TSE determina que Eduardo Bolsonaro remova post sobre integridade das urnas
O Tribunal Superior Eleitoral (TSE) determinou que o ex-deputado federal Eduardo Bolsonaro (PL) remova, no prazo de 24 horas, publicações feitas em seu perfil na rede social X que questionavam a integridade das urnas eletrônicas brasileiras.
A decisão foi assinada pelo ministro Nunes Marques nessa segunda-feira (31/8).
A representação eleitoral foi ajuizada pela Federação Brasil da Esperança (FE Brasil) contra Eduardo, o senador Flávio Bolsonaro e os deputados federais Gustavo Gayer e Júlia Zanatta.

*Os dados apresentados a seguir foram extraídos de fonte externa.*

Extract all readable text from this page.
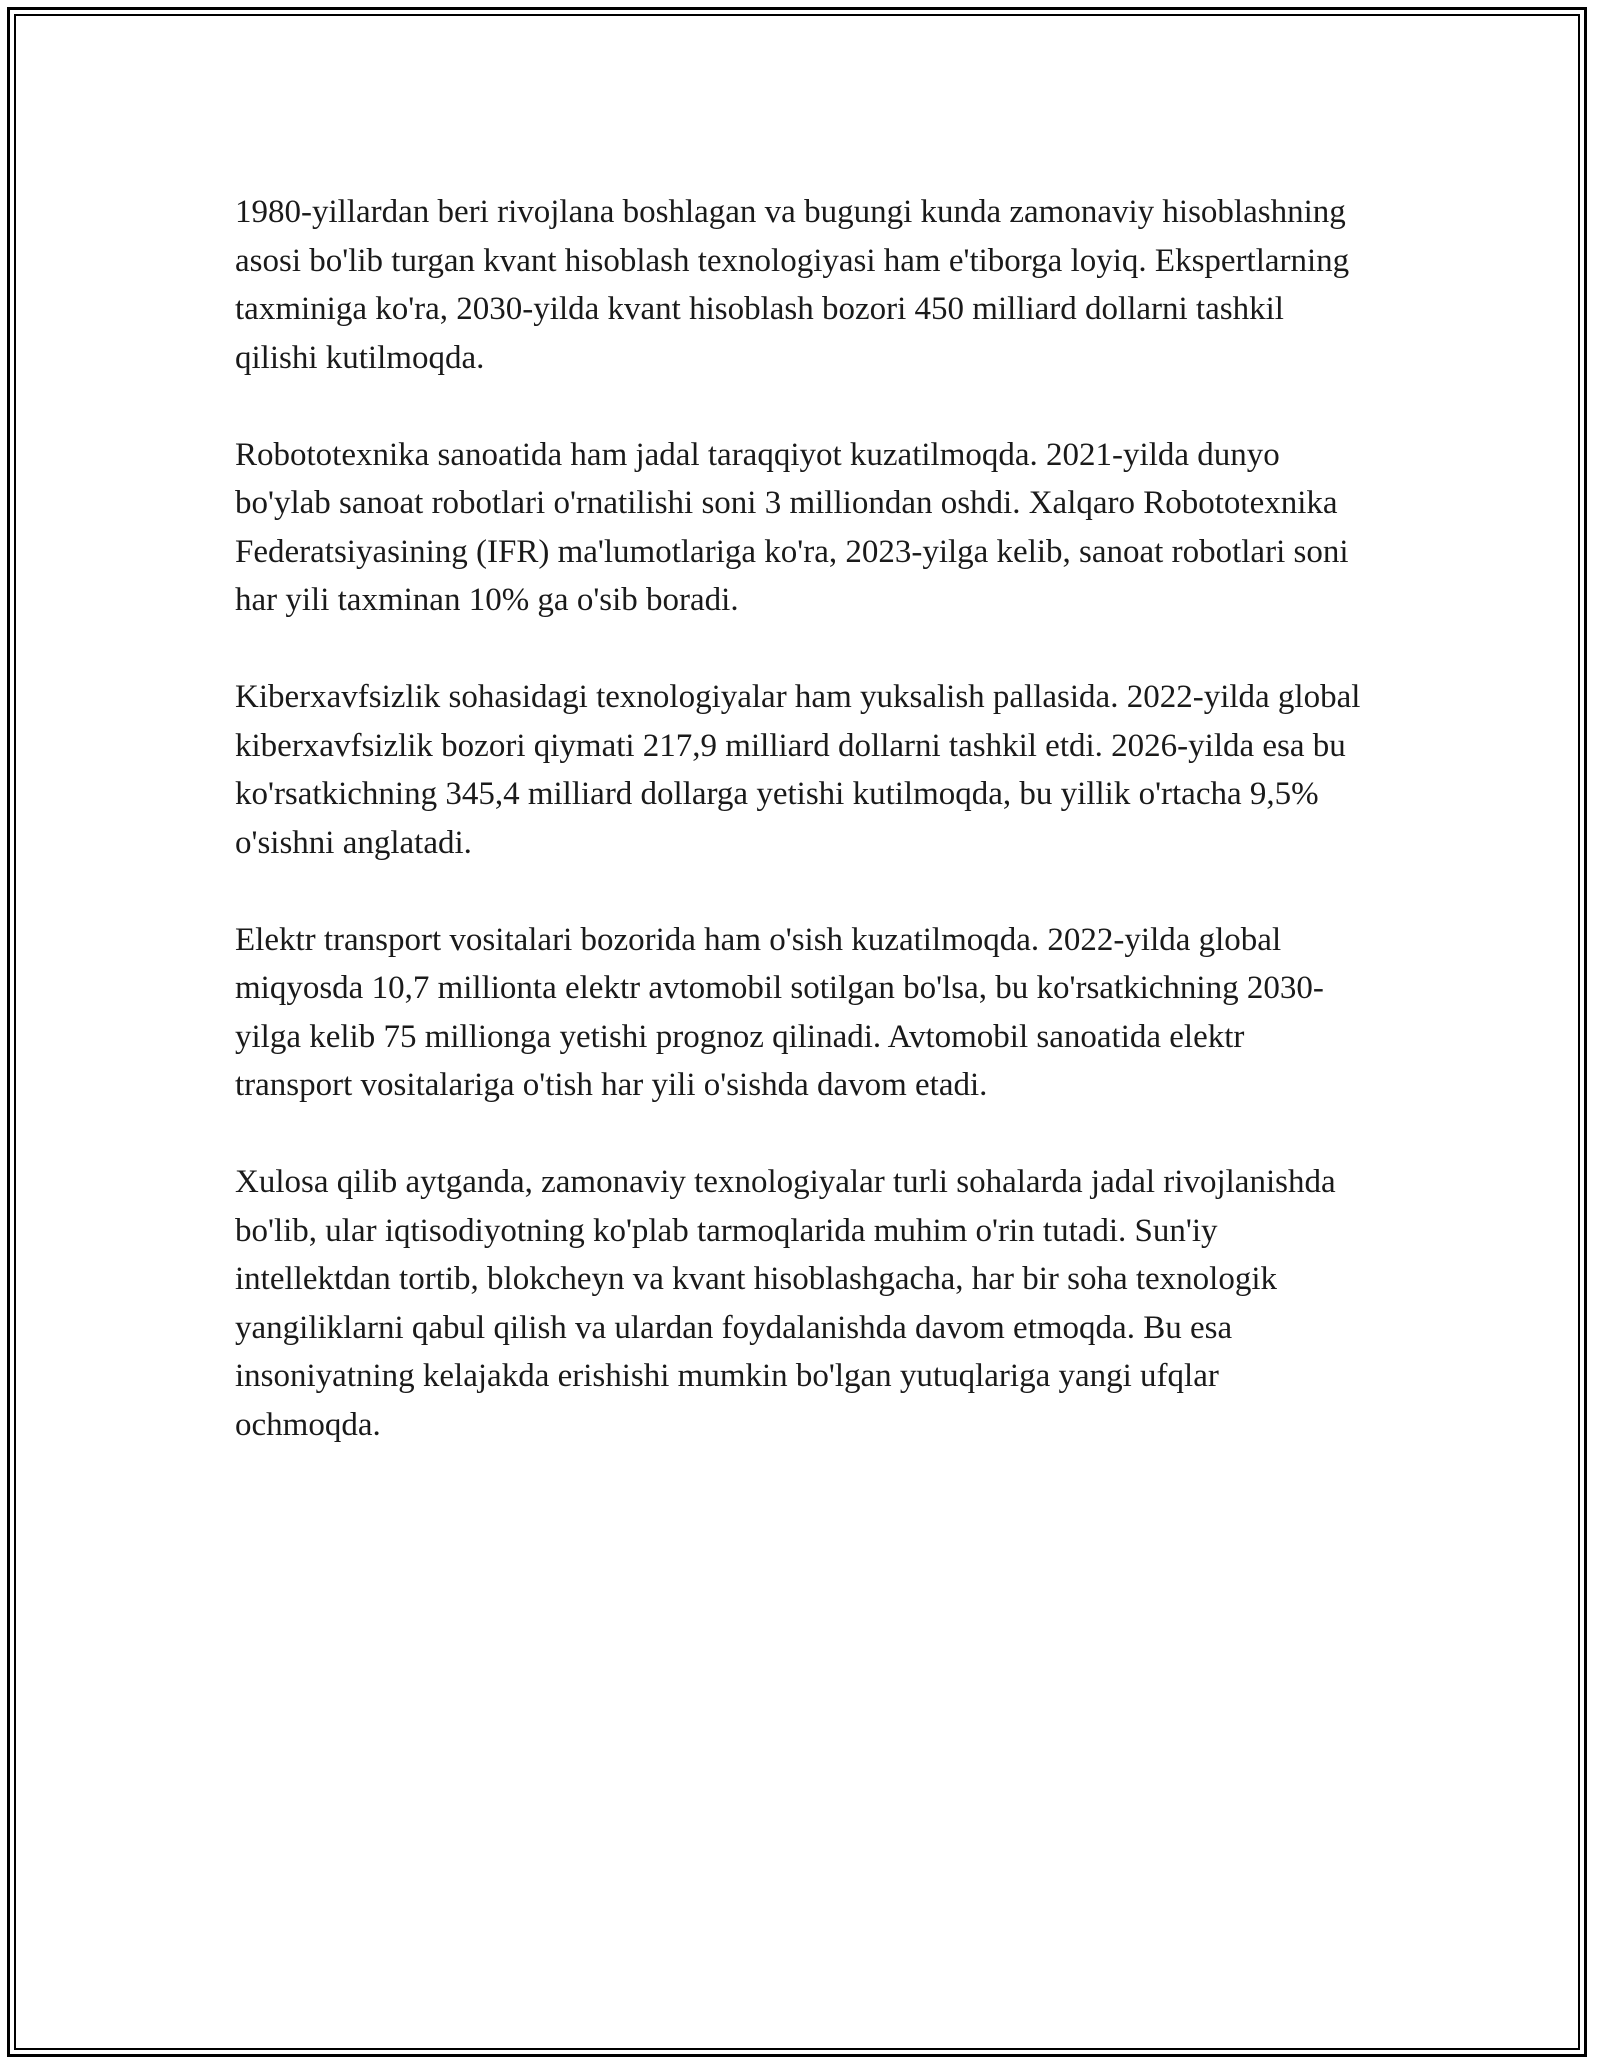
1980-yillardan beri rivojlana boshlagan va bugungi kunda zamonaviy hisoblashning asosi bo'lib turgan kvant hisoblash texnologiyasi ham e'tiborga loyiq. Ekspertlarning taxminiga ko'ra, 2030-yilda kvant hisoblash bozori 450 milliard dollarni tashkil qilishi kutilmoqda.

Robototexnika sanoatida ham jadal taraqqiyot kuzatilmoqda. 2021-yilda dunyo bo'ylab sanoat robotlari o'rnatilishi soni 3 milliondan oshdi. Xalqaro Robototexnika Federatsiyasining (IFR) ma'lumotlariga ko'ra, 2023-yilga kelib, sanoat robotlari soni har yili taxminan 10% ga o'sib boradi.

Kiberxavfsizlik sohasidagi texnologiyalar ham yuksalish pallasida. 2022-yilda global kiberxavfsizlik bozori qiymati 217,9 milliard dollarni tashkil etdi. 2026-yilda esa bu ko'rsatkichning 345,4 milliard dollarga yetishi kutilmoqda, bu yillik o'rtacha 9,5% o'sishni anglatadi.

Elektr transport vositalari bozorida ham o'sish kuzatilmoqda. 2022-yilda global miqyosda 10,7 millionta elektr avtomobil sotilgan bo'lsa, bu ko'rsatkichning 2030-yilga kelib 75 millionga yetishi prognoz qilinadi. Avtomobil sanoatida elektr transport vositalariga o'tish har yili o'sishda davom etadi.

Xulosa qilib aytganda, zamonaviy texnologiyalar turli sohalarda jadal rivojlanishda bo'lib, ular iqtisodiyotning ko'plab tarmoqlarida muhim o'rin tutadi. Sun'iy intellektdan tortib, blokcheyn va kvant hisoblashgacha, har bir soha texnologik yangiliklarni qabul qilish va ulardan foydalanishda davom etmoqda. Bu esa insoniyatning kelajakda erishishi mumkin bo'lgan yutuqlariga yangi ufqlar ochmoqda.
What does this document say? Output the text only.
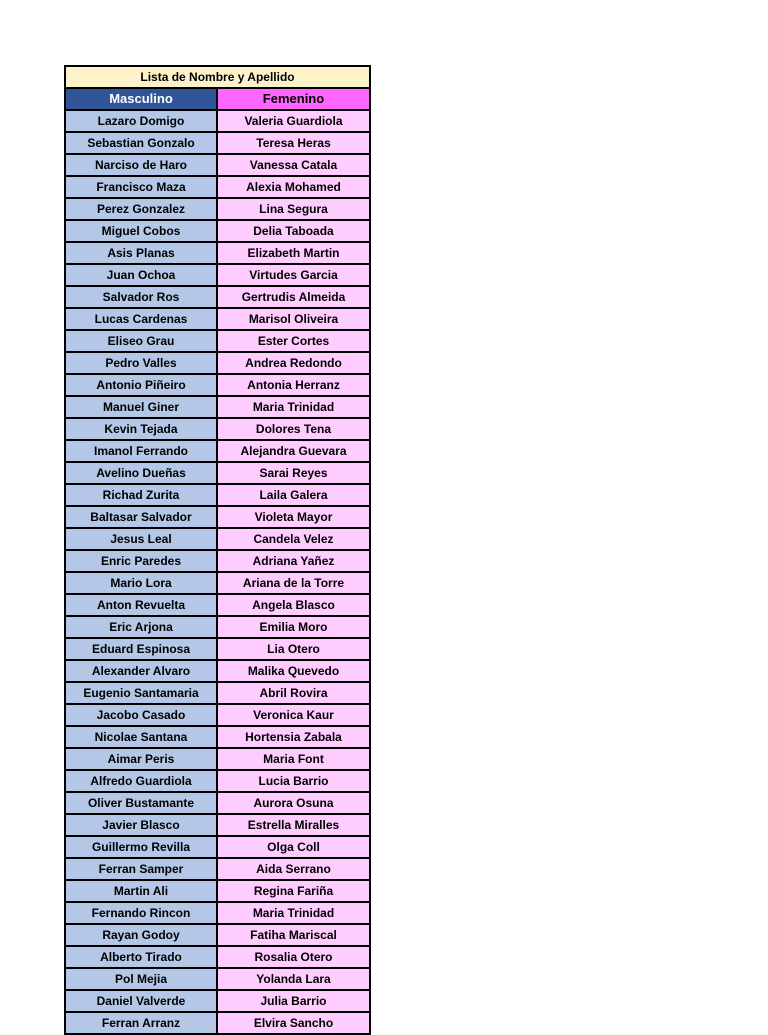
Lista de Nombre y Apellido	
Masculino	Femenino
Lazaro Domigo	Valeria Guardiola
Sebastian Gonzalo	Teresa Heras
Narciso de Haro	Vanessa Catala
Francisco Maza	Alexia Mohamed
Perez Gonzalez	Lina Segura
Miguel Cobos	Delia Taboada
Asis Planas	Elizabeth Martin
Juan Ochoa	Virtudes Garcia
Salvador Ros	Gertrudis Almeida
Lucas Cardenas	Marisol Oliveira
Eliseo Grau	Ester Cortes
Pedro Valles	Andrea Redondo
Antonio Piñeiro	Antonia Herranz
Manuel Giner	Maria Trinidad
Kevin Tejada	Dolores Tena
Imanol Ferrando	Alejandra Guevara
Avelino Dueñas	Sarai Reyes
Richad Zurita	Laila Galera
Baltasar Salvador	Violeta Mayor
Jesus Leal	Candela Velez
Enric Paredes	Adriana Yañez
Mario Lora	Ariana de la Torre
Anton Revuelta	Angela Blasco
Eric Arjona	Emilia Moro
Eduard Espinosa	Lia Otero
Alexander Alvaro	Malika Quevedo
Eugenio Santamaria	Abril Rovira
Jacobo Casado	Veronica Kaur
Nicolae Santana	Hortensia Zabala
Aimar Peris	Maria Font
Alfredo Guardiola	Lucia Barrio
Oliver Bustamante	Aurora Osuna
Javier Blasco	Estrella Miralles
Guillermo Revilla	Olga Coll
Ferran Samper	Aida Serrano
Martin Ali	Regina Fariña
Fernando Rincon	Maria Trinidad
Rayan Godoy	Fatiha Mariscal
Alberto Tirado	Rosalia Otero
Pol Mejia	Yolanda Lara
Daniel Valverde	Julia Barrio
Ferran Arranz	Elvira Sancho
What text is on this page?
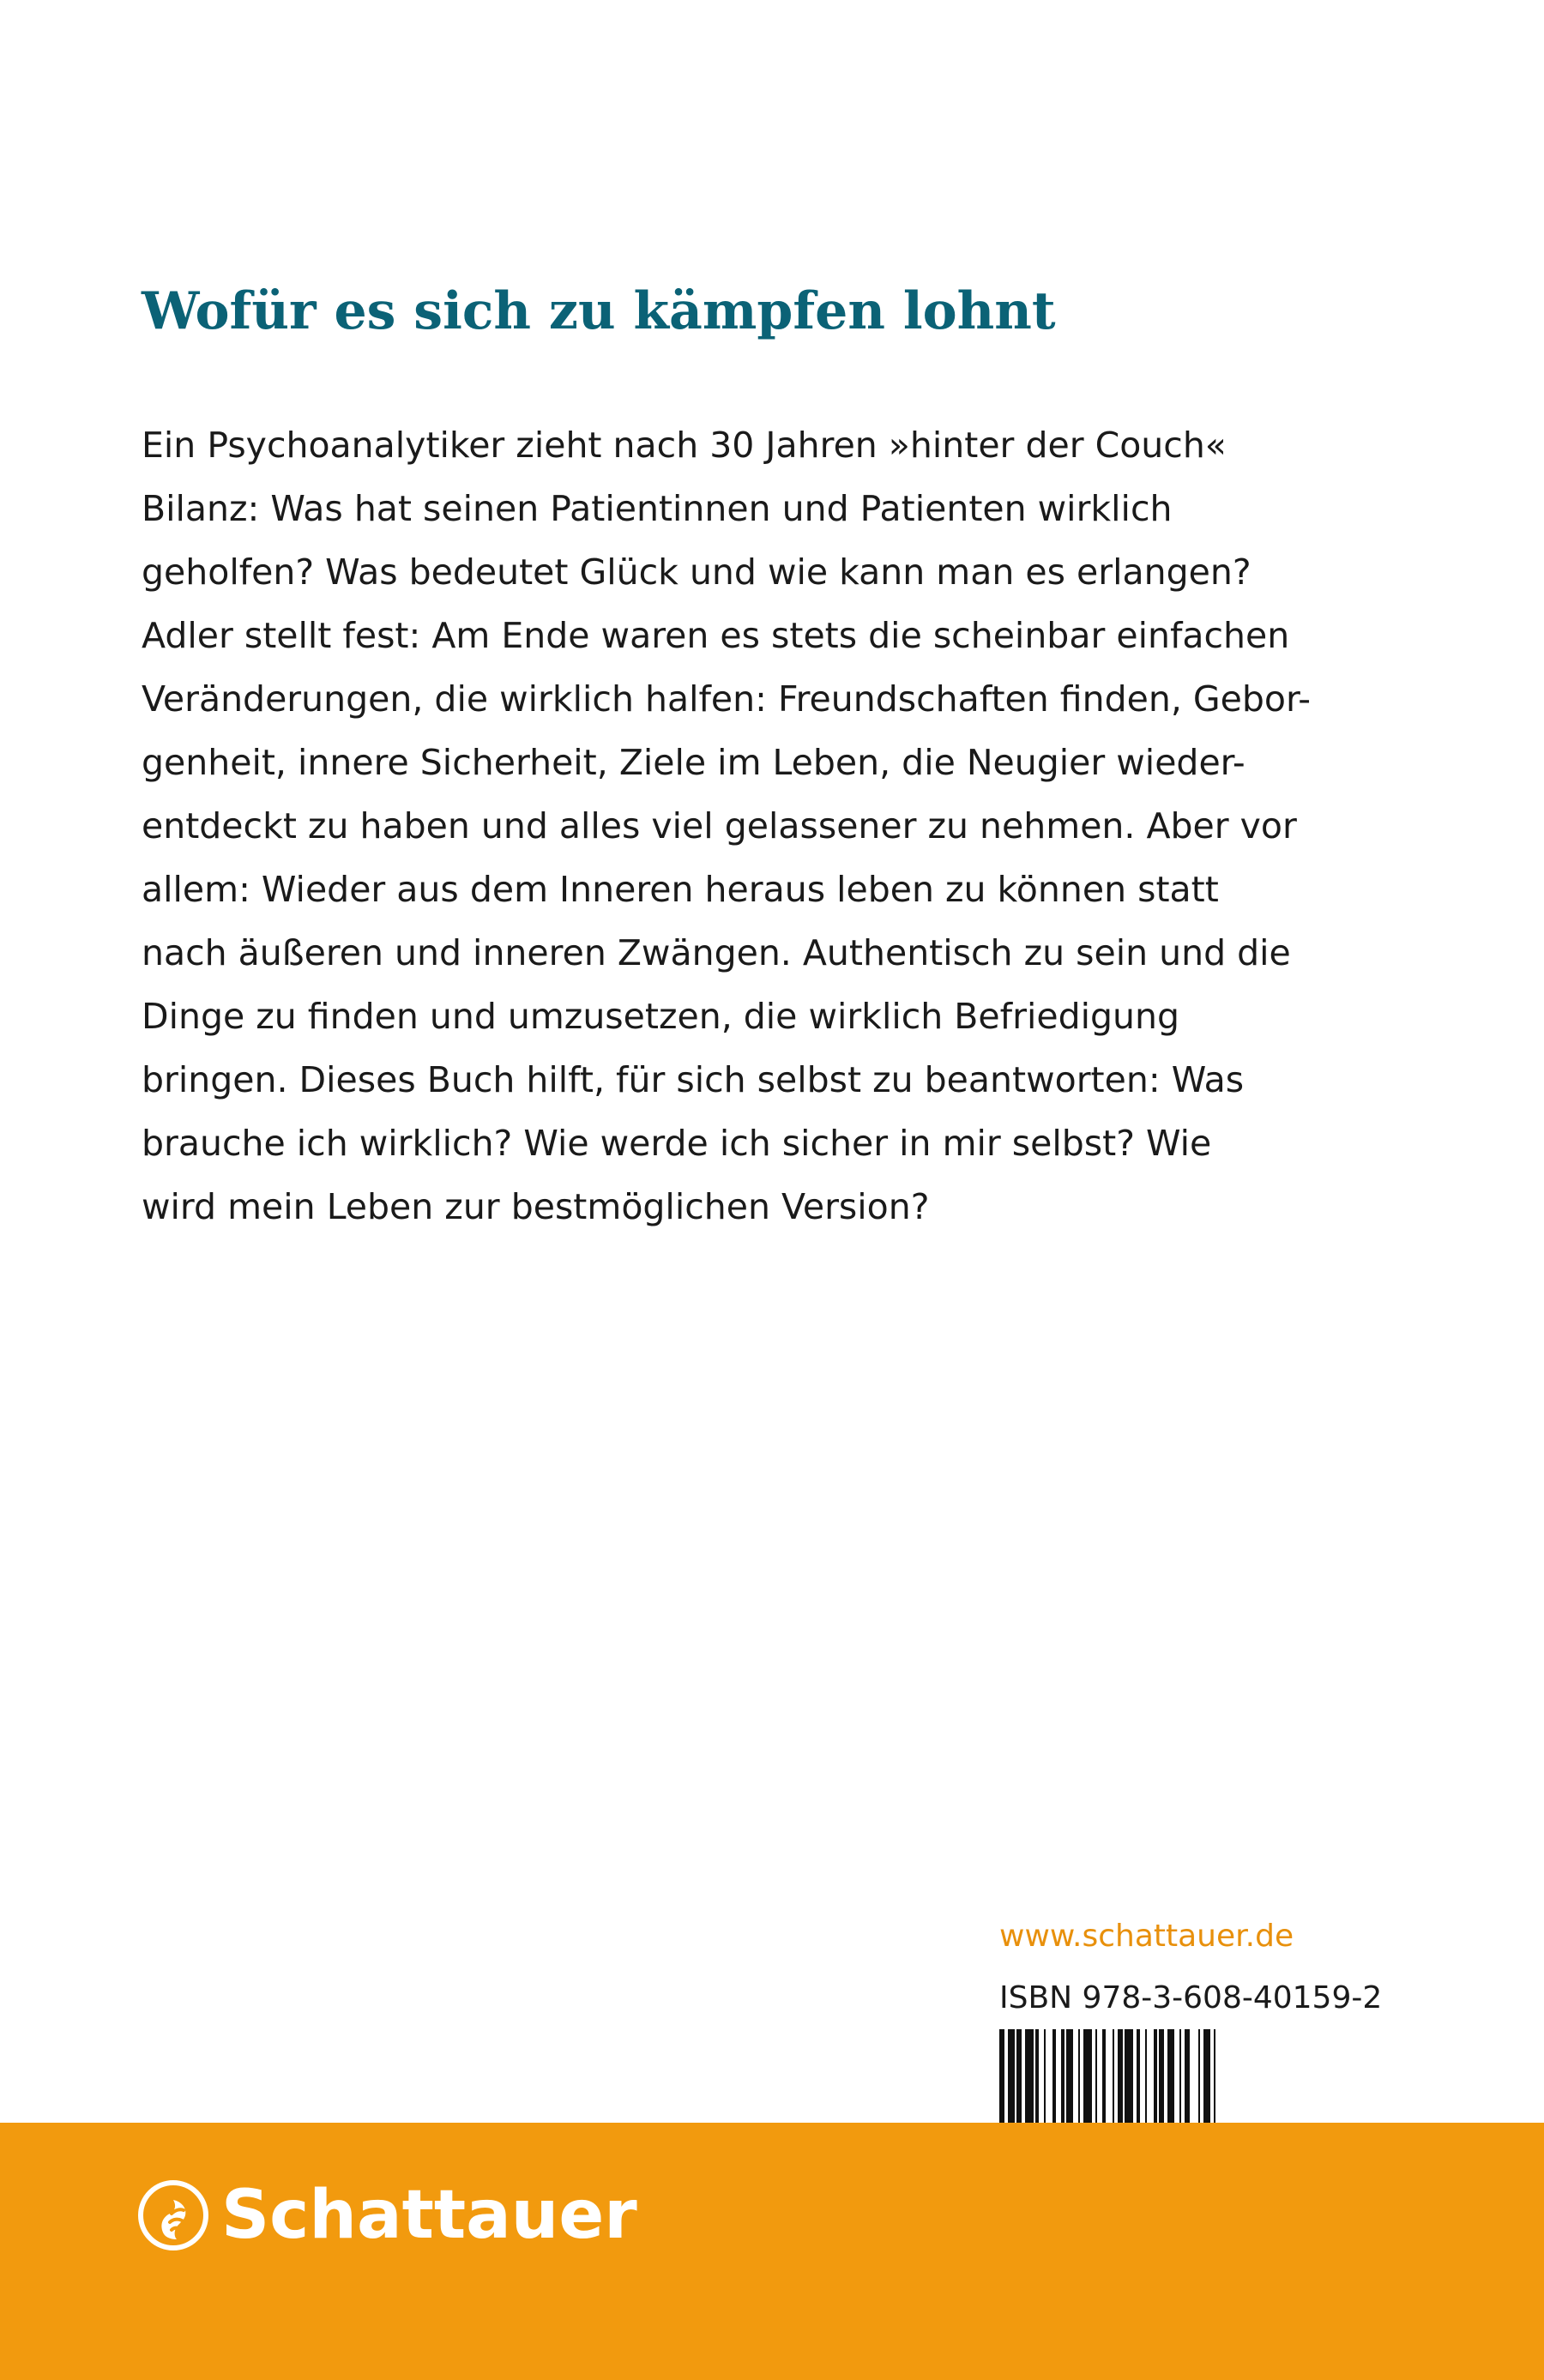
Wofür es sich zu kämpfen lohnt
Ein Psychoanalytiker zieht nach 30 Jahren »hinter der Couch«
Bilanz: Was hat seinen Patientinnen und Patienten wirklich
geholfen? Was bedeutet Glück und wie kann man es erlangen?
Adler stellt fest: Am Ende waren es stets die scheinbar einfachen
Veränderungen, die wirklich halfen: Freundschaften finden, Gebor-
genheit, innere Sicherheit, Ziele im Leben, die Neugier wieder-
entdeckt zu haben und alles viel gelassener zu nehmen. Aber vor
allem: Wieder aus dem Inneren heraus leben zu können statt
nach äußeren und inneren Zwängen. Authentisch zu sein und die
Dinge zu finden und umzusetzen, die wirklich Befriedigung
bringen. Dieses Buch hilft, für sich selbst zu beantworten: Was
brauche ich wirklich? Wie werde ich sicher in mir selbst? Wie
wird mein Leben zur bestmöglichen Version?
www.schattauer.de
ISBN 978-3-608-40159-2
Schattauer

Nas manifestações, feitas entre 17 e 21 de julho, Eduardo afirmou que arquivos desclassificados da CIA evidenciariam fraudes nas eleições realizadas na Venezuela, entre 2004 e 2020.
Ao associar o caso ao contexto brasileiro, escreveu que “a pressão sobre a urna eletrônica brasileira deve aumentar”.
O ex-deputado também fez uma pergunta retórica: “Será que no Brasil as urnas eletrônicas são realmente invioláveis?”.
Segundo Nunes Marques , as duas publicações de Eduardo Bolsonaro faziam referência direta às urnas eletrônicas brasileiras e, embora formuladas como perguntas, tinham caráter enganoso ao transportar para o contexto brasileiro informações relativas exclusivamente ao sistema eleitoral da Venezuela.
O ministro ainda destacou que a a ssociação entre a empresa Smartmatic e as urnas brasileiras já havia sido reiteradamente desmentida pela Justiça Eleitoral .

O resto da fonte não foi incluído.